Mein Garten liegt mitten in der Stadt auf dem Dach. Anfangs, vor über 20 Jahren, gab es drei Töpfe, heute sind es im Sommer weit über hundertfünfzig. Urlaubserinnerungen, Heimatpflanzen, Geschenke von Freunden, Gekauftes, Gesätes, selbst Vermehrtes und von alleine Aufgegangenes wächst neben und miteinander. Natürlich greift die gärtnernde Hand gelegentlich ein, hegt und pflegt, schneidet und rupft, aber Ordnung wäre jetzt nicht das erste Wort, was einem zu meinem Dachgarten einfällt, es ist eher das fast natürliche Miteinander und gelebte Biodiversität. Zu den selbstgezogenen Bäumen gehören – Buchen, Ginkgo, Eiche - zu den Zugeflogenen Birken, Ahorne, Buddleya oder von den Eichhörnchen (was für eine niedliche Pest!) gepflanzte Nussbäume und ein Haselnussstrauch. Im Laufe der Jahre sind viele Zierpflanzen, Zwiebelblumen, Stauden, Gräser und natürlich unzählige Kräuter und etwas Gemüse wie Salat, Radieschen und Tomaten hinzugekommen. Speziell an meinem Garten ist, dass sich viele Pflanzen von alleine zusammen gefunden haben und offenbar gemeinsam leben wollen. Es ist wie im richtigen Leben. Mein Lieblingspaar ist ein geschnittener Buchs aus dessen Mitte seit Jahren ein Farn wächst, dessen Wedel ich über den Buchs hinaus wachsen lasse. Im Winter ist der Buchs einer wie alle, aber in der warmen Jahreszeit sieht es aus, als hätte mein Kugelbuchsbaum Flügel …

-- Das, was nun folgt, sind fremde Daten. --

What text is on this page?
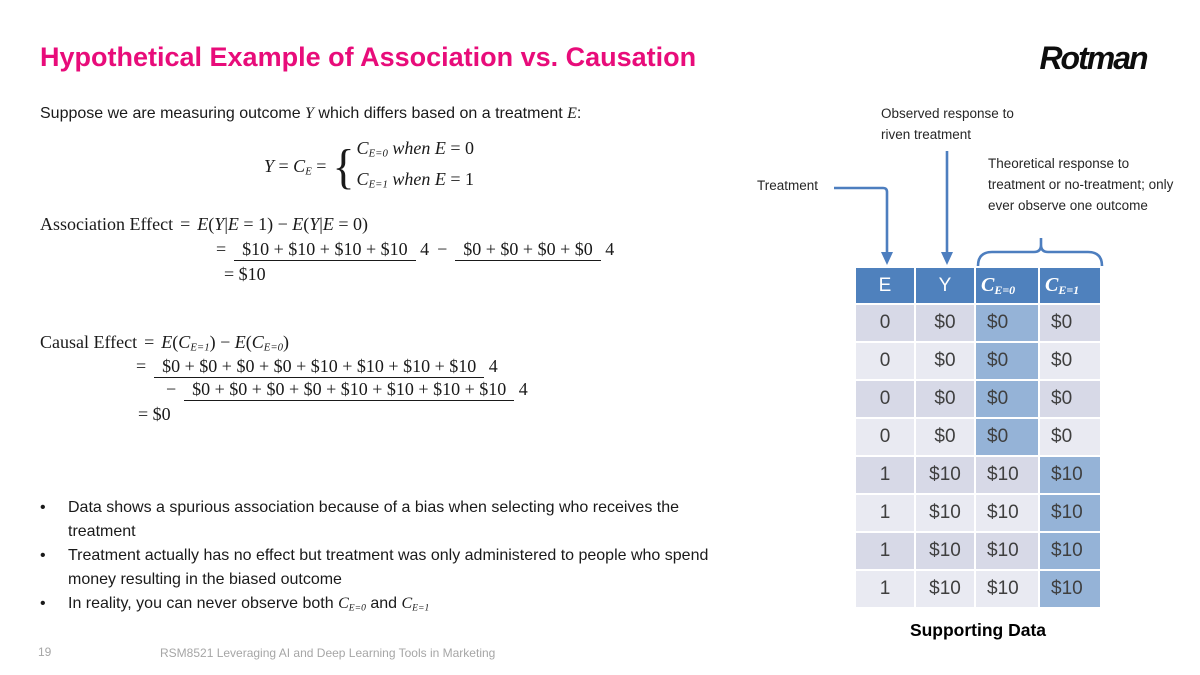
Hypothetical Example of Association vs. Causation	Rotman

Suppose we are measuring outcome Y which differs based on a treatment E:

Y = CE = { CE=0 when E = 0
CE=1 when E = 1
Association Effect = E(Y|E = 1) − E(Y|E = 0)
= $10 + $10 + $10 + $10 4 − $0 + $0 + $0 + $0 4
= $10
Causal Effect = E(CE=1) − E(CE=0)
= $0 + $0 + $0 + $0 + $10 + $10 + $10 + $10 4
− $0 + $0 + $0 + $0 + $10 + $10 + $10 + $10 4
= $0
•	Data shows a spurious association because of a bias when selecting who receives the treatment
•	Treatment actually has no effect but treatment was only administered to people who spend money resulting in the biased outcome
•	In reality, you can never observe both CE=0 and CE=1
Observed response to riven treatment
Treatment
Theoretical response to treatment or no-treatment; only ever observe one outcome
E	Y	CE=0	CE=1
0	$0	$0	$0
0	$0	$0	$0
0	$0	$0	$0
0	$0	$0	$0
1	$10	$10	$10
1	$10	$10	$10
1	$10	$10	$10
1	$10	$10	$10
Supporting Data
19	RSM8521 Leveraging AI and Deep Learning Tools in Marketing
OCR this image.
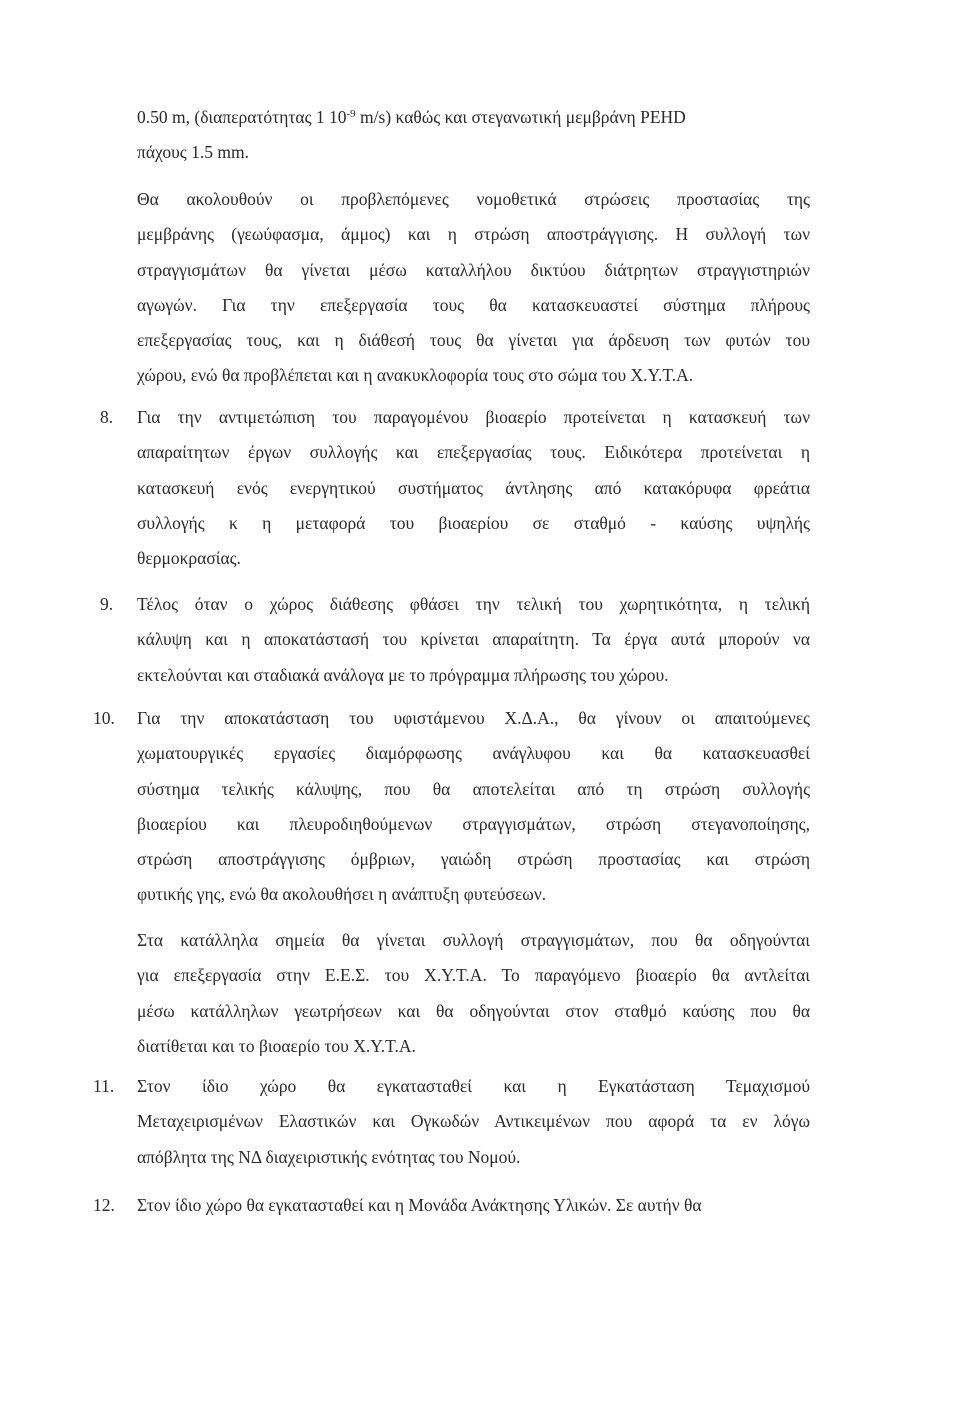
0.50 m, (διαπερατότητας 1 $10^{-9}$ m/s) καθώς και στεγανωτική μεμβράνη PEHD
πάχους 1.5 mm.
Θα ακολουθούν οι προβλεπόμενες νομοθετικά στρώσεις προστασίας της
μεμβράνης (γεωύφασμα, άμμος) και η στρώση αποστράγγισης. Η συλλογή των
στραγγισμάτων θα γίνεται μέσω καταλλήλου δικτύου διάτρητων στραγγιστηριών
αγωγών. Για την επεξεργασία τους θα κατασκευαστεί σύστημα πλήρους
επεξεργασίας τους, και η διάθεσή τους θα γίνεται για άρδευση των φυτών του
χώρου, ενώ θα προβλέπεται και η ανακυκλοφορία τους στο σώμα του Χ.Υ.Τ.Α.
8. Για την αντιμετώπιση του παραγομένου βιοαερίο προτείνεται η κατασκευή των
απαραίτητων έργων συλλογής και επεξεργασίας τους. Ειδικότερα προτείνεται η
κατασκευή ενός ενεργητικού συστήματος άντλησης από κατακόρυφα φρεάτια
συλλογής κ η μεταφορά του βιοαερίου σε σταθμό - καύσης υψηλής
θερμοκρασίας.
9. Τέλος όταν ο χώρος διάθεσης φθάσει την τελική του χωρητικότητα, η τελική
κάλυψη και η αποκατάστασή του κρίνεται απαραίτητη. Τα έργα αυτά μπορούν να
εκτελούνται και σταδιακά ανάλογα με το πρόγραμμα πλήρωσης του χώρου.
10. Για την αποκατάσταση του υφιστάμενου Χ.Δ.Α., θα γίνουν οι απαιτούμενες
χωματουργικές εργασίες διαμόρφωσης ανάγλυφου και θα κατασκευασθεί
σύστημα τελικής κάλυψης, που θα αποτελείται από τη στρώση συλλογής
βιοαερίου και πλευροδιηθούμενων στραγγισμάτων, στρώση στεγανοποίησης,
στρώση αποστράγγισης όμβριων, γαιώδη στρώση προστασίας και στρώση
φυτικής γης, ενώ θα ακολουθήσει η ανάπτυξη φυτεύσεων.
Στα κατάλληλα σημεία θα γίνεται συλλογή στραγγισμάτων, που θα οδηγούνται
για επεξεργασία στην Ε.Ε.Σ. του Χ.Υ.Τ.Α. Το παραγόμενο βιοαερίο θα αντλείται
μέσω κατάλληλων γεωτρήσεων και θα οδηγούνται στον σταθμό καύσης που θα
διατίθεται και το βιοαερίο του Χ.Υ.Τ.Α.
11. Στον ίδιο χώρο θα εγκατασταθεί και η Εγκατάσταση Τεμαχισμού
Μεταχειρισμένων Ελαστικών και Ογκωδών Αντικειμένων που αφορά τα εν λόγω
απόβλητα της ΝΔ διαχειριστικής ενότητας του Νομού.
12. Στον ίδιο χώρο θα εγκατασταθεί και η Μονάδα Ανάκτησης Υλικών. Σε αυτήν θα
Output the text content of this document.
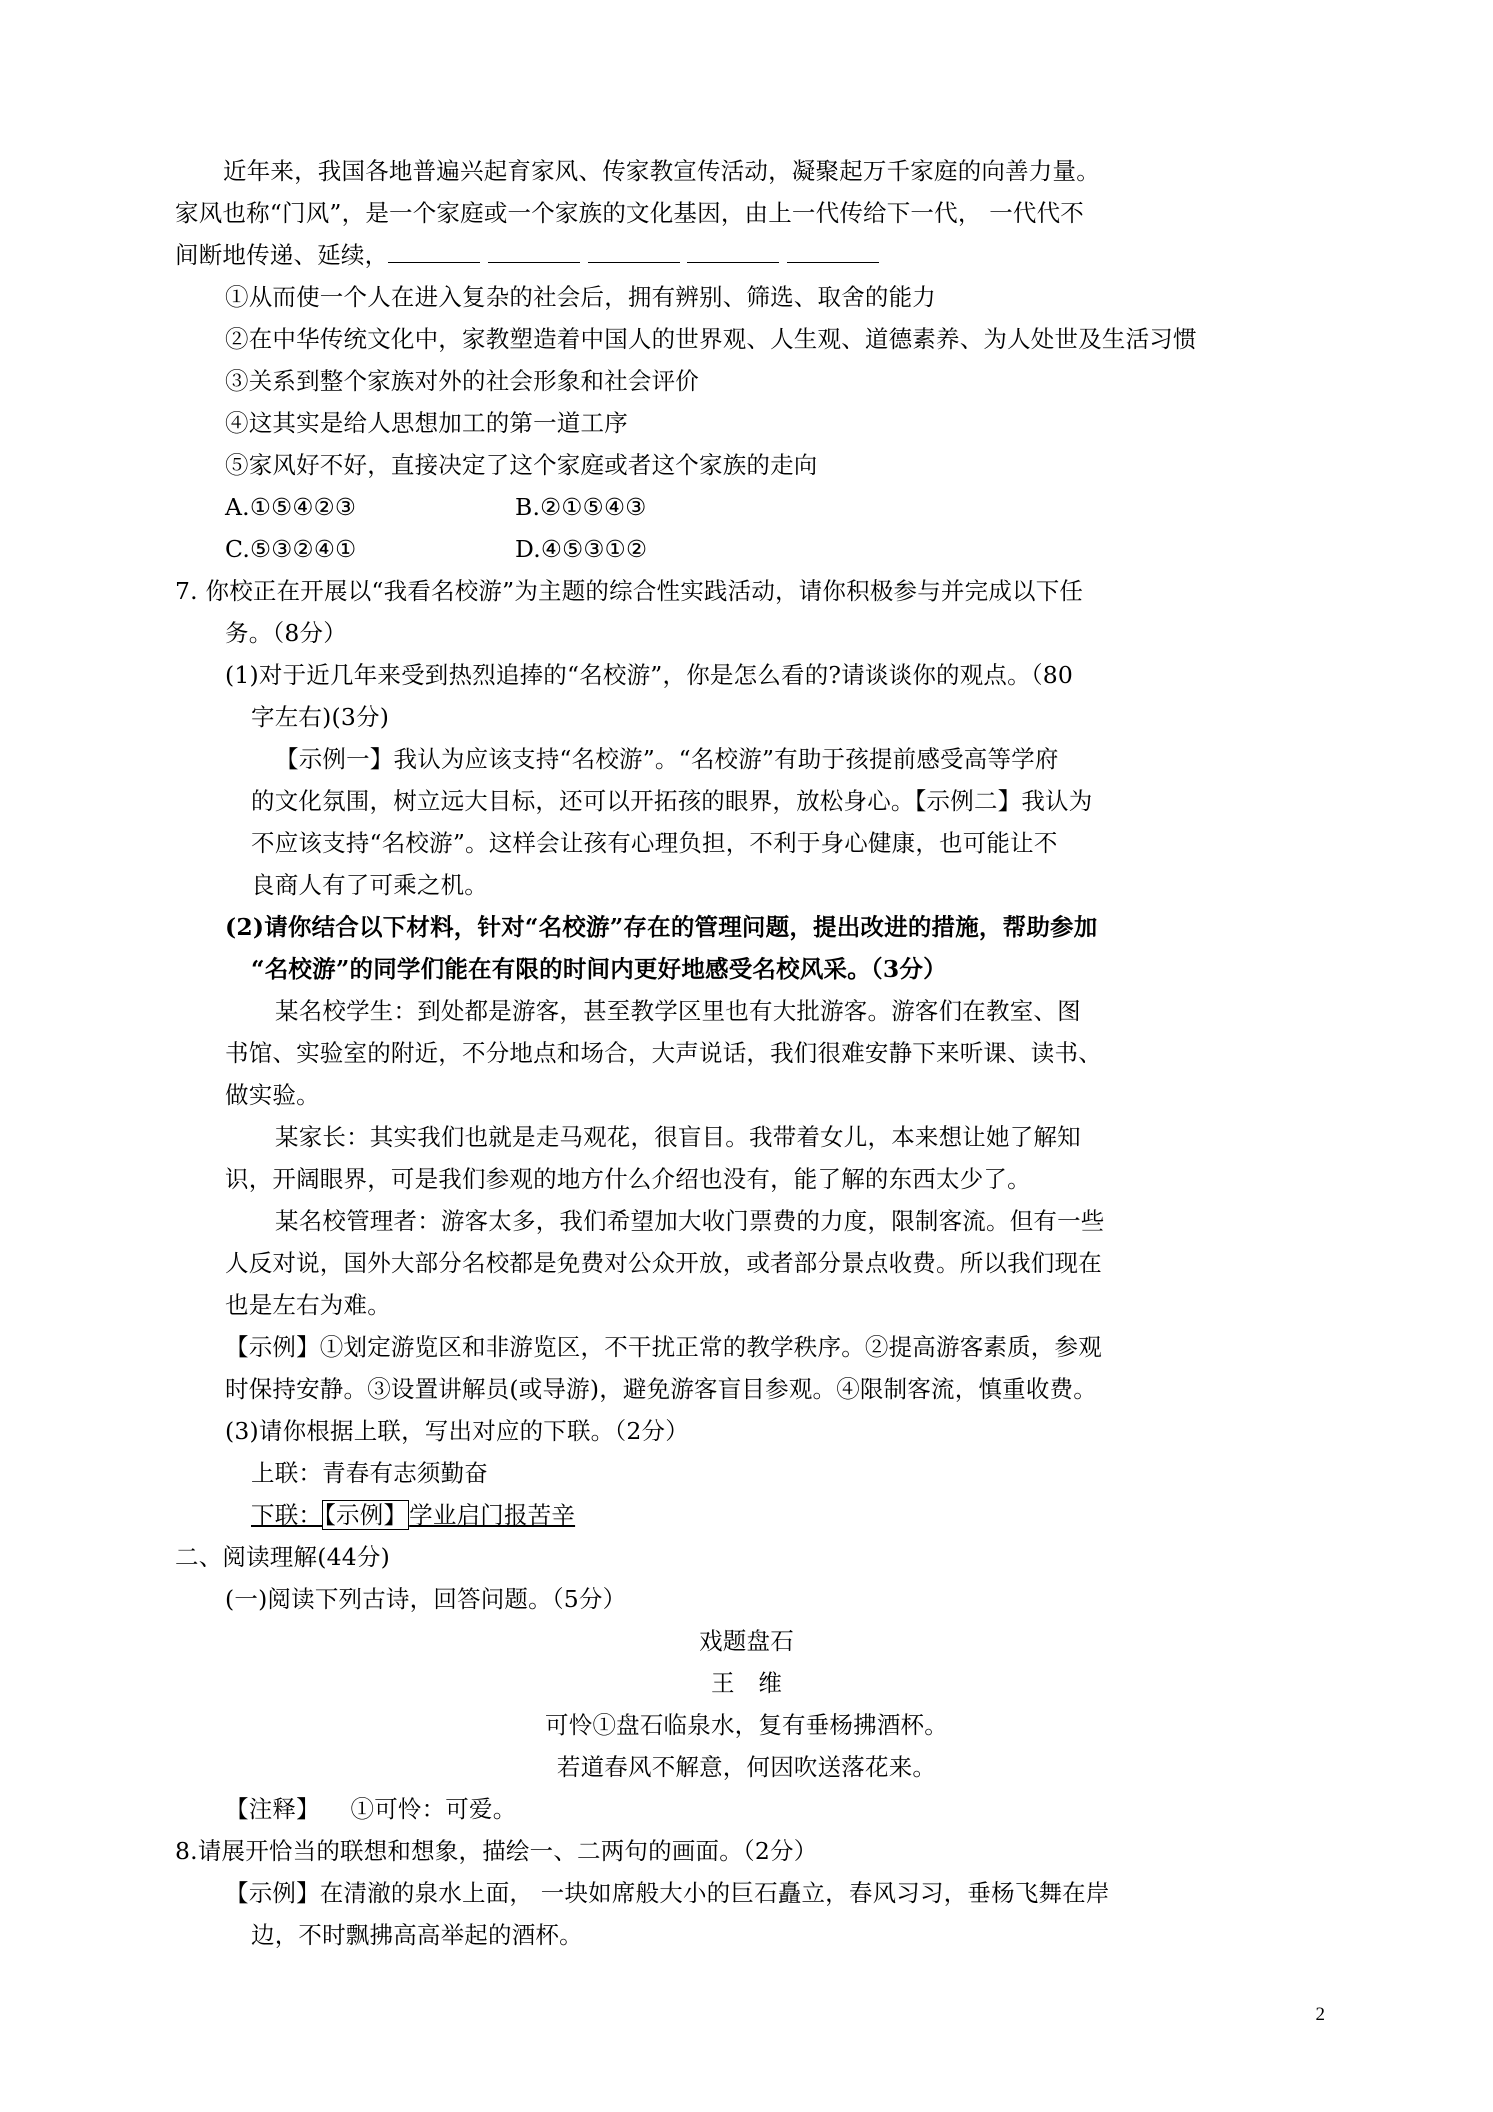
近年来，我国各地普遍兴起育家风、传家教宣传活动，凝聚起万千家庭的向善力量。

家风也称“门风”，是一个家庭或一个家族的文化基因，由上一代传给下一代， 一代代不

间断地传递、延续，

①从而使一个人在进入复杂的社会后，拥有辨别、筛选、取舍的能力

②在中华传统文化中，家教塑造着中国人的世界观、人生观、道德素养、为人处世及生活习惯

③关系到整个家族对外的社会形象和社会评价

④这其实是给人思想加工的第一道工序

⑤家风好不好，直接决定了这个家庭或者这个家族的走向

A.①⑤④②③	B.②①⑤④③
C.⑤③②④①	D.④⑤③①②

7. 你校正在开展以“我看名校游”为主题的综合性实践活动，请你积极参与并完成以下任

务。（8分）

(1)对于近几年来受到热烈追捧的“名校游”，你是怎么看的?请谈谈你的观点。（80

字左右)(3分)

【示例一】我认为应该支持“名校游”。“名校游”有助于孩提前感受高等学府

的文化氛围，树立远大目标，还可以开拓孩的眼界，放松身心。【示例二】我认为

不应该支持“名校游”。这样会让孩有心理负担，不利于身心健康，也可能让不

良商人有了可乘之机。

(2)请你结合以下材料，针对“名校游”存在的管理问题，提出改进的措施，帮助参加

“名校游”的同学们能在有限的时间内更好地感受名校风采。（3分）

某名校学生：到处都是游客，甚至教学区里也有大批游客。游客们在教室、图

书馆、实验室的附近，不分地点和场合，大声说话，我们很难安静下来听课、读书、

做实验。

某家长：其实我们也就是走马观花，很盲目。我带着女儿，本来想让她了解知

识，开阔眼界，可是我们参观的地方什么介绍也没有，能了解的东西太少了。

某名校管理者：游客太多，我们希望加大收门票费的力度，限制客流。但有一些

人反对说，国外大部分名校都是免费对公众开放，或者部分景点收费。所以我们现在

也是左右为难。

【示例】①划定游览区和非游览区，不干扰正常的教学秩序。②提高游客素质，参观

时保持安静。③设置讲解员(或导游)，避免游客盲目参观。④限制客流，慎重收费。

(3)请你根据上联，写出对应的下联。（2分）

上联：青春有志须勤奋

下联：【示例】学业启门报苦辛

二、阅读理解(44分)

(一)阅读下列古诗，回答问题。（5分）

戏题盘石

王　维

可怜①盘石临泉水，复有垂杨拂酒杯。

若道春风不解意，何因吹送落花来。

【注释】 ①可怜：可爱。

8.请展开恰当的联想和想象，描绘一、二两句的画面。（2分）

【示例】在清澈的泉水上面， 一块如席般大小的巨石矗立，春风习习，垂杨飞舞在岸

边，不时飘拂高高举起的酒杯。

2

Insgesamt versammle ich weit über 100 Arten, und in manchem Jahr mache ich mir wirklich die Mühe einer Art Inventur der Pflanzen. Mit den meisten verbindet mich eine lange Geschichte.
Es gibt keinen schöneren Ort, um mich nach der Arbeit zu erden, beim Tun, aber auch beim Lassen. Es gibt dort viel zu entdecken, einen Molch im Seerosenzuber - keine Ahnung, wie der dort hinein gekommen sein kann. Eine Babylibelle, die mit der Lupe aussieht als wäre sie auf dem Weg in einen Fantasyfilm, Marienkäfer, die mir die Pflanzen lausfrei halten, fette Hummeln, Schmetterlinge und dem Himmel sei Dank, keine Schnecken an den Erdbeeren. Abgesehen von den Kräutern, mit denen ich den Bedarf meines Haushaltes im Sommer völlig decke, ist das Gemüse eher zum Naschen da. Aber auch das macht Spaß.
Mein Dachgarten ist ein richtiges Draußenzimmer mit Platz zum Sitzen und Liegen und für mich und meine Freunde der beste warme Sommerabendplatz, den es geben kann. Deswegen fahre ich auch selten im Sommer in den Urlaub, nicht nur, weil es Zuhause schön ist, sondern auch, weil es doch auch verdammt viel Zeit kostet, alles am Leben zu erhalten. Mit fünf Minuten Gießen ist es nicht getan. Wenn ich unterwegs bin, dann braucht es einen guten Freund mit der Lizenz zum Gießen, d.h. mit dem richtigen Gespür für meine Pflanzengesellschaft. Die Lavendel und die Gräser brauchen eben weniger als andere. Ein Topfgarten verzeiht eine Vernachlässigung nur schwer, Pflanzen im Boden sind da weniger anspruchsvoll. Das ist im Übrigen auch ein Winterthema. Nicht alle können arge Fröste gut aushalten, die hat es in diesem Winter bis jetzt noch nicht gegeben.